Conforme frisa o Dr. Lucas Gomes Mochi e o Dr. Rodrigo Gonçalves Pimentel, sócios do escritório Pimentel & Mochi Advogados Associados, a recuperação judicial é um instrumento estratégico para empresas que enfrentam uma crise financeira, mas que ainda possuem viabilidade econômica.
Tendo isso em vista, compreender a classificação dos credores é essencial para evitar erros que podem comprometer a aprovação do plano. Pois, a forma como os créditos são organizados influencia diretamente o direito de voto, o poder de negociação e, em última análise, a própria sobrevivência da empresa. Com isso em mente, a seguir, veremos como funcionam as classes, quais são seus direitos e como essa divisão impacta a aprovação do plano de recuperação judicial.
Como a recuperação judicial organiza os credores?
A recuperação judicial não trata todos os credores da mesma forma. A lei estabelece uma divisão em classes, respeitando a natureza do crédito e o nível de proteção jurídica envolvido. Segundo o núcleo de recuperação judicial do escritório Pimentel & Mochi, essa separação busca equilibrar interesses e evitar que um grupo imponha sua vontade sobre outro.

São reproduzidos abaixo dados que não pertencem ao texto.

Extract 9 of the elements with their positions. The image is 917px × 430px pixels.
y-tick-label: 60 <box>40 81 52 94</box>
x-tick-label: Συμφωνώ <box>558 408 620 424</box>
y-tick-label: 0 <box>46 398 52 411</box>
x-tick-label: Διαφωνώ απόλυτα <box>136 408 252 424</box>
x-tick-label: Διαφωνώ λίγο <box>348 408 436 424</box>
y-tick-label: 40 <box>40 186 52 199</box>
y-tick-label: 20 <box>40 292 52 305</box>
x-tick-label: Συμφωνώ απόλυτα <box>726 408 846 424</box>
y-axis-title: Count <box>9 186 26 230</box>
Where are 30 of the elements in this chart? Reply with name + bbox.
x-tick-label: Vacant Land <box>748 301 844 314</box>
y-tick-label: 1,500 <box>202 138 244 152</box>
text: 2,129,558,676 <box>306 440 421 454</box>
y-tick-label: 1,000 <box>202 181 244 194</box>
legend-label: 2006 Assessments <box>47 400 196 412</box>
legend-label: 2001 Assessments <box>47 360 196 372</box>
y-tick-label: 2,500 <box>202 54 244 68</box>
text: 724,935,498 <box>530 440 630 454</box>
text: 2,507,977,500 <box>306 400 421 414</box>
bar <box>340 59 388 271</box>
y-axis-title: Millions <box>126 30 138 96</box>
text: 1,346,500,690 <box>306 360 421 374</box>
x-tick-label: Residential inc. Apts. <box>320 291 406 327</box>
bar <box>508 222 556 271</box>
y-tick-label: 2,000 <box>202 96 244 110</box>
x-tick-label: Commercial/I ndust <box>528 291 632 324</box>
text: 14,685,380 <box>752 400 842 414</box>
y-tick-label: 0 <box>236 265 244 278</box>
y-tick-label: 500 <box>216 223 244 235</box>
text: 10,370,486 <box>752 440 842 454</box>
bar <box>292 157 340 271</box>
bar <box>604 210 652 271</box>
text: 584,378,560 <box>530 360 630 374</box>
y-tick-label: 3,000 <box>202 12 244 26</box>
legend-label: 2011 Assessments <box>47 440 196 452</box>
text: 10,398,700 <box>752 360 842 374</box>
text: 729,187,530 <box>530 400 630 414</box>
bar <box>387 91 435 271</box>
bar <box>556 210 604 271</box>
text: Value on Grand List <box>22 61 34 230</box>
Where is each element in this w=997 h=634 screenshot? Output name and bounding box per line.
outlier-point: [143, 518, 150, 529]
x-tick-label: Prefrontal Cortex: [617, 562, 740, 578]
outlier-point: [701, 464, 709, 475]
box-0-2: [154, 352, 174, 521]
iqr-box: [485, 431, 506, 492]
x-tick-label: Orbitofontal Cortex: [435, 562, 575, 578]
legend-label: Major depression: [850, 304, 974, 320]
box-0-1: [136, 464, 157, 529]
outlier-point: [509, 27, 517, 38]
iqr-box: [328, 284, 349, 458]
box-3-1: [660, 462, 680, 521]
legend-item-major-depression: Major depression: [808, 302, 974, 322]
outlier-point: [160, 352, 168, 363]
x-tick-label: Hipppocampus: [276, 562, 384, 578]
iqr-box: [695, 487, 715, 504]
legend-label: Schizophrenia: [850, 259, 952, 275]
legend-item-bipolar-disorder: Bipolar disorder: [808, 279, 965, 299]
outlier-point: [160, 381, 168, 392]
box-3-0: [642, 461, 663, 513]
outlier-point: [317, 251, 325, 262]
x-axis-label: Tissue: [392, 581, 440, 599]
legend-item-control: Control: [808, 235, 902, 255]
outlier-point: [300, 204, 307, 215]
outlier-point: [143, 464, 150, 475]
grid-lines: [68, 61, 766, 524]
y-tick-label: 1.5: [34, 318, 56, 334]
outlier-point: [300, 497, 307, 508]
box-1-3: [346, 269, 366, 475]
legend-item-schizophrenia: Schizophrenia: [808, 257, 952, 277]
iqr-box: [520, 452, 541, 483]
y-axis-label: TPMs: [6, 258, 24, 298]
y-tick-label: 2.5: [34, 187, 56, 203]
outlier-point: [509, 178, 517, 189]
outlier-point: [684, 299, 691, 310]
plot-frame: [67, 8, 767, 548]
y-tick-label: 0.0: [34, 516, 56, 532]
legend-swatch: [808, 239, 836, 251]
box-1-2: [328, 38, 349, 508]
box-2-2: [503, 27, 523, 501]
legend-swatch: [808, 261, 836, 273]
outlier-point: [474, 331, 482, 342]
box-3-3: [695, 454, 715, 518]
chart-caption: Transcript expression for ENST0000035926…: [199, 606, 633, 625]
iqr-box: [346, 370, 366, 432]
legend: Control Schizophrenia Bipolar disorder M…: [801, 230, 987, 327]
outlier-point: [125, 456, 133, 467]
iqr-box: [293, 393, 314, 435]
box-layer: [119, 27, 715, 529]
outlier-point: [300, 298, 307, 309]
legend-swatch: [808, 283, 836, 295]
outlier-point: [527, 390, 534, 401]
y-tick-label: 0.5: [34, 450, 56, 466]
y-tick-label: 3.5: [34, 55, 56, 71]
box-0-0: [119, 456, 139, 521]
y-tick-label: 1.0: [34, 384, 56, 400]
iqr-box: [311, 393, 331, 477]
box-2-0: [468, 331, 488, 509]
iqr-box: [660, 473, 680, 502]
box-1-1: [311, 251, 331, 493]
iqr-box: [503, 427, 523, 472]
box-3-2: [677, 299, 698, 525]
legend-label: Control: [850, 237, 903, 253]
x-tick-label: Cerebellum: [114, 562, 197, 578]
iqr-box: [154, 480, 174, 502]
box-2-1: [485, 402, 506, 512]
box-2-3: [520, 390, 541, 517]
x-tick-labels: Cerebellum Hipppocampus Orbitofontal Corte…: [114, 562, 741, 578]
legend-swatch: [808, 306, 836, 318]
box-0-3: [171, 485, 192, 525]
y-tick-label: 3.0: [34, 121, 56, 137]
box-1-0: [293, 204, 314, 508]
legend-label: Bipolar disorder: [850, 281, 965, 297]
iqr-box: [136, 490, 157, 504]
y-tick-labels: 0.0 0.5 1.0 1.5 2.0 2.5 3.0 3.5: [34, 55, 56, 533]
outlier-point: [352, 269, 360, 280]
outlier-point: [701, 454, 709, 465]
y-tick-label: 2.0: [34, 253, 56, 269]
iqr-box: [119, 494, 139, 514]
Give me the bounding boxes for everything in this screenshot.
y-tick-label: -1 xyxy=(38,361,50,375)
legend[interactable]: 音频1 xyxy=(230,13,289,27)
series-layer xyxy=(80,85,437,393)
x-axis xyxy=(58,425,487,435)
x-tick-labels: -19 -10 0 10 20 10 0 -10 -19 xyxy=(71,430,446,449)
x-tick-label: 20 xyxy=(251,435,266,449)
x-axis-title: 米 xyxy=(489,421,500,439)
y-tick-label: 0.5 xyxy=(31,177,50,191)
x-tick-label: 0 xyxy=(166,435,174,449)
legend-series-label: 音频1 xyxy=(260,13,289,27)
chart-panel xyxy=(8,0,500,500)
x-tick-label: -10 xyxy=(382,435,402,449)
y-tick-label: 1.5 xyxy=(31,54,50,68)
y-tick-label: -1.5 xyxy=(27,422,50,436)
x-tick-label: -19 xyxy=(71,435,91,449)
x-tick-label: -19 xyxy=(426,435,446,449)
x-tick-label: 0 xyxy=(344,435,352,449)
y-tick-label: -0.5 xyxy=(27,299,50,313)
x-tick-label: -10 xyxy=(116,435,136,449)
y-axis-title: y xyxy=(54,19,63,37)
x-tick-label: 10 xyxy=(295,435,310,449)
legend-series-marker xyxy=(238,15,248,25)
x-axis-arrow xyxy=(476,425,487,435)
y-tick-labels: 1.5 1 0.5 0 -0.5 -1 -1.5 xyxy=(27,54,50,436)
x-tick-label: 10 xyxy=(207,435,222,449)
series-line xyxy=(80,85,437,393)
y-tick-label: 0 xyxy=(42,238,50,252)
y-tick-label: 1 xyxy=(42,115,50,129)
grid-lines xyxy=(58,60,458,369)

Isto posto, as principais classes são:
- Credores trabalhistas, que incluem empregados e titulares de créditos decorrentes da relação de trabalho;
- Credores com garantia real, como instituições financeiras com hipoteca ou penhor;
- Credores quirografários, que não possuem garantia específica;
- Microempresas e empresas de pequeno porte, quando assim enquadradas.
Essa estrutura não é meramente formal. De acordo com o Dr. Lucas Gomes Mochi, cada classe vota separadamente o plano de recuperação judicial. Assim, a aprovação depende de quóruns específicos dentro de cada grupo, o que exige planejamento estratégico na proposta apresentada.
Dessa maneira, para o empresário, isso significa que não basta apresentar um plano globalmente atrativo. É necessário compreender o perfil de cada classe, suas expectativas e sua capacidade de pressão. Caso contrário, a rejeição em uma única classe pode inviabilizar todo o projeto de reestruturação.
Quais são os direitos de voto de cada classe?
O direito de voto na recuperação judicial segue critérios próprios. Em regra, os credores votam considerando dois fatores: o número de credores e o valor total dos créditos representados. Como pontua o Dr. Rodrigo Gonçalves Pimentel, isso cria um sistema híbrido, que busca equilíbrio entre quantidade e peso econômico.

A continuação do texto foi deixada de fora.